Hace varias noches que no duermo del todo bien porque no puedo apartar los ojos de los diarios de Chirbes y sufro, pero cuánta verdad y cuánta belleza, qué miserables somos. Mi experiencia más extrema en lo que al tema respecta, se reduce al nudo en la garganta y al sudor frío leyendo a Duras, a Tîbuleac, a Harpmann. Con esta última quedé varios días en suspensión, feliz de poder respirar y meter las piernas en un río. Feliz pero abandonada, sola y marchita, sintiendo que soy la última mujer que habita este mundo hostil lleno de polvo.
“Eso es que está reviviendo. Pobre”, me ha dicho una amiga cuando le he hablado de la náusea de mi lectora. Me pregunto en qué momento habrá vomitado, qué repolludez estaría escribiendo el señor catedrático. Quizás le ha dolido el espejo, porque somos nosotras, con nuestros miedos y nuestros silencios, las que también permitimos que el número de víctimas siga en aumento. “Es que lo que cuentas es muy grave”, continúa mi amiga. ¿Quién decía que para comportarnos de manera machista y racista muchas veces solo tenemos que dejarnos llevar por las buenas costumbres? Las buenas costumbres, salpicadas del cosquilleo en las tripas que produce la idea de verse envuelta en una historia de amor, pueden colocar a una chica de 19 años en manos de fieras viejas que, vestidas de autoridad intelectual, afilan cuchillos al tiempo que su cuerpo genera saliva. Escribo amparada por la luz, buscando más luz, si cabe. Contemplo el dolor desde fuera, lo siento sin que mi sistema nervioso interfiera en el trabajo de mi aparato digestivo.

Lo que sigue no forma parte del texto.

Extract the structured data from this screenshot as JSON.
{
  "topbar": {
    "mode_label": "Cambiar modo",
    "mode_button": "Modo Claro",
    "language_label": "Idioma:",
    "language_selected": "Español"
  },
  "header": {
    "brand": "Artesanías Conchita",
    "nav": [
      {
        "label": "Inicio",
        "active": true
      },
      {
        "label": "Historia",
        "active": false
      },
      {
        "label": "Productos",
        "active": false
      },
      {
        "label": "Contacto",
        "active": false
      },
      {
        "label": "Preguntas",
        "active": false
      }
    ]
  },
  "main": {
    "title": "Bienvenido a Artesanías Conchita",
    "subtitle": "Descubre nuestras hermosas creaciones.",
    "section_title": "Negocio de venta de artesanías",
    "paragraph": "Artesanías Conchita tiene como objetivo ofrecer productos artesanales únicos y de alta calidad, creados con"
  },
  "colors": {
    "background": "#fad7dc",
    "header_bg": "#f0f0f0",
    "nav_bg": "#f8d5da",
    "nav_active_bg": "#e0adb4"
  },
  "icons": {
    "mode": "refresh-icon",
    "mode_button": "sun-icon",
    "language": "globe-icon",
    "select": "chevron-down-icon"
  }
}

Pensaba, cuando escribí aquellas cartas, en Chirbes, en el niño que en su El invierno que nevó en Valencia deja al cuidado de un cesto lleno de anguilas. Soy como ese niño y hundo las manos entre los cuerpos resbalosos y fríos de los animales, las muevo y acaricio sus cabecillas con la punta de los dedos. Hundo los brazos hasta los codos si hace falta. Soy capaz de introducirme entera en el cesto, coger aire, sumergirme en el mar de anguilas y bucear con ellas, convertirme yo también en un cuerpo frío y resbaloso, enfrentar la última mutación, morir y pudrirme a su lado.